Actually, I tell a bit of a lie, because last week I was sent, by a very kind internet bookgroup friend who knows my likes, the British Library Jane Austen appointment diary for 2010. It is gorgeous, containing Regency era images, silhouette images, and quotes from Jane Austen (from her books and letters). Being an appointment diary it notes standard public holiday dates, but being a Jane Austen appointment diary it also records dates important to Austen’s life – such as the poignant (possibly!):
January 15: I am to flirt my last with Tom Lefroy (from letter to Cassandra)
It is a lovely diary and I shall treasure it way past its expiry date (that is, past December 31, 2010).

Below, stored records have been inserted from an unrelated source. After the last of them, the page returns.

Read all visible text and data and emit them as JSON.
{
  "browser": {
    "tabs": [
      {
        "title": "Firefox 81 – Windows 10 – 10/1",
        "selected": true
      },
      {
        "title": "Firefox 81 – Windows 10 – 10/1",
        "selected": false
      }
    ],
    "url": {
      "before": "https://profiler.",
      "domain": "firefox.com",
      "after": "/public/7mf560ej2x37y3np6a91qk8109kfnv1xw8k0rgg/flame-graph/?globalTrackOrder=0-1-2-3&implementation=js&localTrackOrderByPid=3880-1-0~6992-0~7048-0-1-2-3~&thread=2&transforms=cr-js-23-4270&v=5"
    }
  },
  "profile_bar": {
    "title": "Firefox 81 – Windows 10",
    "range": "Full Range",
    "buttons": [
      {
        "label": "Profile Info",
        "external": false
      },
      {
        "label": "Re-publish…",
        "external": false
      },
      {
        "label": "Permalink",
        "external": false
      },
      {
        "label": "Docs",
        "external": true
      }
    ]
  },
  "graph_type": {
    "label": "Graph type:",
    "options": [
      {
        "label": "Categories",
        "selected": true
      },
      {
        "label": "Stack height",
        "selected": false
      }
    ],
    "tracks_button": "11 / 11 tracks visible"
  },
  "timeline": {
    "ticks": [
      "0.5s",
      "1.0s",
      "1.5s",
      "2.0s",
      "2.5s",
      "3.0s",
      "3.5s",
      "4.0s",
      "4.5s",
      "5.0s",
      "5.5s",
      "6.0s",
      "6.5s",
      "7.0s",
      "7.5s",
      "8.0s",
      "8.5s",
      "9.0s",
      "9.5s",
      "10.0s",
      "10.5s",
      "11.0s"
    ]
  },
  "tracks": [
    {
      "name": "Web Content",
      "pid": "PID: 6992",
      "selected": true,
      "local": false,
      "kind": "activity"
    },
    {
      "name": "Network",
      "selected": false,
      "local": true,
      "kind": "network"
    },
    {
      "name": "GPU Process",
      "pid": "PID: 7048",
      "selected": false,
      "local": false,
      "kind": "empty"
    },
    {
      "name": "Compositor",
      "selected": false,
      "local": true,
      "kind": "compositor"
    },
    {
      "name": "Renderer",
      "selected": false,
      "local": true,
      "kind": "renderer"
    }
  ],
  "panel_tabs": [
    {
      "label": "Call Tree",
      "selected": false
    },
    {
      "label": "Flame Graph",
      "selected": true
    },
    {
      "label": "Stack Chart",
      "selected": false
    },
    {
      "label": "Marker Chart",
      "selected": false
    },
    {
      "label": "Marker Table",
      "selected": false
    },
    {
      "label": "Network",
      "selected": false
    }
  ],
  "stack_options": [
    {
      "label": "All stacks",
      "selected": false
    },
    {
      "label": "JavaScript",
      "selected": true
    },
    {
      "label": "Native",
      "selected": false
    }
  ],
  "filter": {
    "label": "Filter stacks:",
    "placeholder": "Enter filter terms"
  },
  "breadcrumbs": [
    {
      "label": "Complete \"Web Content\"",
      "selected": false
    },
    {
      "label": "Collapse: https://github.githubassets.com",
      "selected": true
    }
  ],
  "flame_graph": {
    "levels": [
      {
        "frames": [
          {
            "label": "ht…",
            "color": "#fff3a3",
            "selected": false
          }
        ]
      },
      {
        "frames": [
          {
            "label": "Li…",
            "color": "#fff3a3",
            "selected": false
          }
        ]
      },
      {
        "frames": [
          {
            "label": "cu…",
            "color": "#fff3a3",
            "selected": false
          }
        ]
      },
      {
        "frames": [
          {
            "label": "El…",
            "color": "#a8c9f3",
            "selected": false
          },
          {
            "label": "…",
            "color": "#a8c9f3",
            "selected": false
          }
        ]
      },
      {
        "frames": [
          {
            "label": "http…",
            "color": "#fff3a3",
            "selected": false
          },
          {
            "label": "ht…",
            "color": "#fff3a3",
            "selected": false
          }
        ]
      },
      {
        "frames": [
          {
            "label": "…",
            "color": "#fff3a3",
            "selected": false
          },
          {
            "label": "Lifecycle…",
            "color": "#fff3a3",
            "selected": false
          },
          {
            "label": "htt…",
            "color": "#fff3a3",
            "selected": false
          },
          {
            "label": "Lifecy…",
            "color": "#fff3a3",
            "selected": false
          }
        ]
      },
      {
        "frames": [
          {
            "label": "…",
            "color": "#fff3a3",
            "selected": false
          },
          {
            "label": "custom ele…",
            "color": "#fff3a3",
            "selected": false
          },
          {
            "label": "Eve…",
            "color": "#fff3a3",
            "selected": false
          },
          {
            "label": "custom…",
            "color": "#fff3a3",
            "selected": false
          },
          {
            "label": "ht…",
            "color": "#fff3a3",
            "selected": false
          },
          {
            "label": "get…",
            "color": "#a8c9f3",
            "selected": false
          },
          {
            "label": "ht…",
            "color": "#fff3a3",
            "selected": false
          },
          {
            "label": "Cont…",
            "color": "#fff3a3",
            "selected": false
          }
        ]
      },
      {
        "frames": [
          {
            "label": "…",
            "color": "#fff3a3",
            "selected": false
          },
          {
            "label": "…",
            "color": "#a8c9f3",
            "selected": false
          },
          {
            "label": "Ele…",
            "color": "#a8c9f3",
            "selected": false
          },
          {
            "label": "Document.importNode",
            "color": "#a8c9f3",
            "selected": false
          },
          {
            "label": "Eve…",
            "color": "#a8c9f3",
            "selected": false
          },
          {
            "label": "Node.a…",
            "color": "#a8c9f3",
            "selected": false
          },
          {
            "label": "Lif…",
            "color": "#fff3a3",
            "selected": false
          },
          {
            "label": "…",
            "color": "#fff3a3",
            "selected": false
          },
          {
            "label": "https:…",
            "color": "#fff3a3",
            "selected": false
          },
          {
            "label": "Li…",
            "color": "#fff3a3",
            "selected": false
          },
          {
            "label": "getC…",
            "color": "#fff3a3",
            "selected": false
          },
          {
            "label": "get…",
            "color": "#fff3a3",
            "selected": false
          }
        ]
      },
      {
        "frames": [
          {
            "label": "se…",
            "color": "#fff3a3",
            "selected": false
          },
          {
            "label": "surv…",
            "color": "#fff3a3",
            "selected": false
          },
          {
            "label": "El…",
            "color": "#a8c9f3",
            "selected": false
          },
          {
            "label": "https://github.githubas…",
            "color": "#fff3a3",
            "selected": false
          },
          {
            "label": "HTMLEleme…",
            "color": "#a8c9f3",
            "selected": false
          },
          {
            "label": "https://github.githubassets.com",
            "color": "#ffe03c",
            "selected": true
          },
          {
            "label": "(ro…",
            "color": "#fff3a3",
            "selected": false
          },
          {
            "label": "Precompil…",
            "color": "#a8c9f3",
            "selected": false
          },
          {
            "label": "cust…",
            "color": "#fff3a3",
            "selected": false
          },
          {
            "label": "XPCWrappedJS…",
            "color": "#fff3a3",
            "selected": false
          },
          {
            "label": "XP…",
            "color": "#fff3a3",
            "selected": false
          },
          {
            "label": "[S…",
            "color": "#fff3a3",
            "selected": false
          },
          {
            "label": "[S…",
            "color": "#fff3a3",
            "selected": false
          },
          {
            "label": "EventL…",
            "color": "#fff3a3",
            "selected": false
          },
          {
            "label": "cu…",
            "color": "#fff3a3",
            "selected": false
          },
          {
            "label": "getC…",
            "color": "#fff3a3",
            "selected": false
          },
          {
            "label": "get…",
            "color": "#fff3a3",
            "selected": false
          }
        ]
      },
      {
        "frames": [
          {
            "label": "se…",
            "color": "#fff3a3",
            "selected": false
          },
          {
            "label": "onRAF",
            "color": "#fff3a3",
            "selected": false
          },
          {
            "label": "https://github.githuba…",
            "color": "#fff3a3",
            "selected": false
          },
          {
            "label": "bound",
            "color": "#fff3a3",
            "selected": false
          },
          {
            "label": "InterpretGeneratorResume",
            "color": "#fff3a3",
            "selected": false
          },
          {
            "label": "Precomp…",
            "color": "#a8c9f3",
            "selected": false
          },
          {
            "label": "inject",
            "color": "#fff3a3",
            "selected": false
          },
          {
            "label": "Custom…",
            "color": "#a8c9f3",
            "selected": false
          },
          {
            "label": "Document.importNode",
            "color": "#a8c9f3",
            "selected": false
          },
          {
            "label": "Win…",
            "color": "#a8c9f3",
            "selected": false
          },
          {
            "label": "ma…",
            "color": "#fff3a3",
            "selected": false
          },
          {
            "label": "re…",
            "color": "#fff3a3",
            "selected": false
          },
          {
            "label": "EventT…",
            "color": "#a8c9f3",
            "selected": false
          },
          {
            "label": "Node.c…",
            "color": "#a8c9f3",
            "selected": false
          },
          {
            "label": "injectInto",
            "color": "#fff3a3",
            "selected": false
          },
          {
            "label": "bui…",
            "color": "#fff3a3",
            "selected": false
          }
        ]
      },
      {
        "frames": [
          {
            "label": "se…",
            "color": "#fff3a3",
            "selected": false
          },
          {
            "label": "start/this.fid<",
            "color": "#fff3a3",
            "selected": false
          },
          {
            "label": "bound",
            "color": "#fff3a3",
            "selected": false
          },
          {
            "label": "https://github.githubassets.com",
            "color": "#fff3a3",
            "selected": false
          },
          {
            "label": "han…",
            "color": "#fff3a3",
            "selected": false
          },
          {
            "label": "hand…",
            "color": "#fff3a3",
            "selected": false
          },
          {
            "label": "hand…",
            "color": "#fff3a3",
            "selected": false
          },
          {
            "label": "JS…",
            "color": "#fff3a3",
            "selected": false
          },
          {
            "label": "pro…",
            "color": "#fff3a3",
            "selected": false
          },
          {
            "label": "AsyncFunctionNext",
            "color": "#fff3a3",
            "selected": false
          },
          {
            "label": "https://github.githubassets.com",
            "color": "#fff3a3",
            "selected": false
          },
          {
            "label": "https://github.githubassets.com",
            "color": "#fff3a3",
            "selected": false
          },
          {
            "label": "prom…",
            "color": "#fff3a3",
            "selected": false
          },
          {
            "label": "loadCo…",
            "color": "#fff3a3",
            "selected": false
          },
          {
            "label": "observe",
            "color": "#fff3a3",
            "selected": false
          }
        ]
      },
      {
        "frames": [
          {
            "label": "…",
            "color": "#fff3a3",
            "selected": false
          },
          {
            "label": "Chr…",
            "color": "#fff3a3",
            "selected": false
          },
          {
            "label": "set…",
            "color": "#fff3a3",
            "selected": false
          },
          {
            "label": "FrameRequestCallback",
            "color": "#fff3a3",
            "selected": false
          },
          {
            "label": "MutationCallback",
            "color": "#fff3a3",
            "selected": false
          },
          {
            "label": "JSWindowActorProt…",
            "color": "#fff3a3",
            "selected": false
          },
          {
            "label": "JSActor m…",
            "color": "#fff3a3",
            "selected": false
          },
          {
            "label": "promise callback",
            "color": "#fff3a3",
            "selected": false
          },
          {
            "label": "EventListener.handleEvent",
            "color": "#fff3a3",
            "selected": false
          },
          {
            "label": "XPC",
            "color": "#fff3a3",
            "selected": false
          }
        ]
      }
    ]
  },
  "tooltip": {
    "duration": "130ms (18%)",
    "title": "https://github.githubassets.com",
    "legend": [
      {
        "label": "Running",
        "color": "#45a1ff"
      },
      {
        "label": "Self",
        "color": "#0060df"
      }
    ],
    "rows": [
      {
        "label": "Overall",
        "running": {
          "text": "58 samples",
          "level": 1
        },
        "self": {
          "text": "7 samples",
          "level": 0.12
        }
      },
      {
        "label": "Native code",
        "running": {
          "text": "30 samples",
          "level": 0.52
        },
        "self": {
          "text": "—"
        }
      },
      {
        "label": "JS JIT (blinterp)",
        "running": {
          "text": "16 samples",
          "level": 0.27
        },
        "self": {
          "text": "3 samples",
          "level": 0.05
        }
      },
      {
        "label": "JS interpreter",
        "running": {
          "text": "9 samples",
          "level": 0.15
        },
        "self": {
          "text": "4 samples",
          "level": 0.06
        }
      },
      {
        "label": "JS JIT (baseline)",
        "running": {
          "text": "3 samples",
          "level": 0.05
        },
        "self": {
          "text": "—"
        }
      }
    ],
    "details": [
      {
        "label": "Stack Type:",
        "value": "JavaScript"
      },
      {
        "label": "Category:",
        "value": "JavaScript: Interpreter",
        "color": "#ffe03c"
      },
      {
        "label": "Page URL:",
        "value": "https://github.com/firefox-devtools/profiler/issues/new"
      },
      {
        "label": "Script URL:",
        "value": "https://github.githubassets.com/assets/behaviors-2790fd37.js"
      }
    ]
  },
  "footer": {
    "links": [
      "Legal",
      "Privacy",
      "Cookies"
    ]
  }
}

And now to the book I received last night. It is Birthday stories, an anthology of thirteen short stories “selected and introduced by Haruki Murakami“. (The givers knew that I like Murakami.) The book was originally published in Japanese, Murakami having both selected and translated the stories from English, but was later published in English with “a specially written introduction”. The stories all deal with birthdays and are by such luminaries as Raymond Carver, David Foster Wallace, Paul Theroux, and William Trevor – as well as by Murakami himself. Each story has a brief – and delightfully personal – introduction by Murakami.
In his introduction to the anthology, Murakami writes that his inspiration for compiling the anthology:
was my consecutive reading of two outstanding stories that happened to be based on the theme of birthday: “Timothy’s birthday” by William Trevor and “The Moor” by Russell Banks. … Both stories left me feeling haunted.
I imagine that there will be various interpretations of “birthday” from the day of one’s birth to those days in which we celebrate our own or the births of others. I rather like themed collections of short stories, and so am looking forward to reading this book – perhaps by dipping into it over time rather than reading it all at once, so you’ll probably hear about it as I go.
Meanwhile, I’m thinking that if these are the sorts of gifts arriving before Christmas, some wonderful delights must be in store for me when the day itself arrives! After all, you can never receive too many books for Christmas – can you?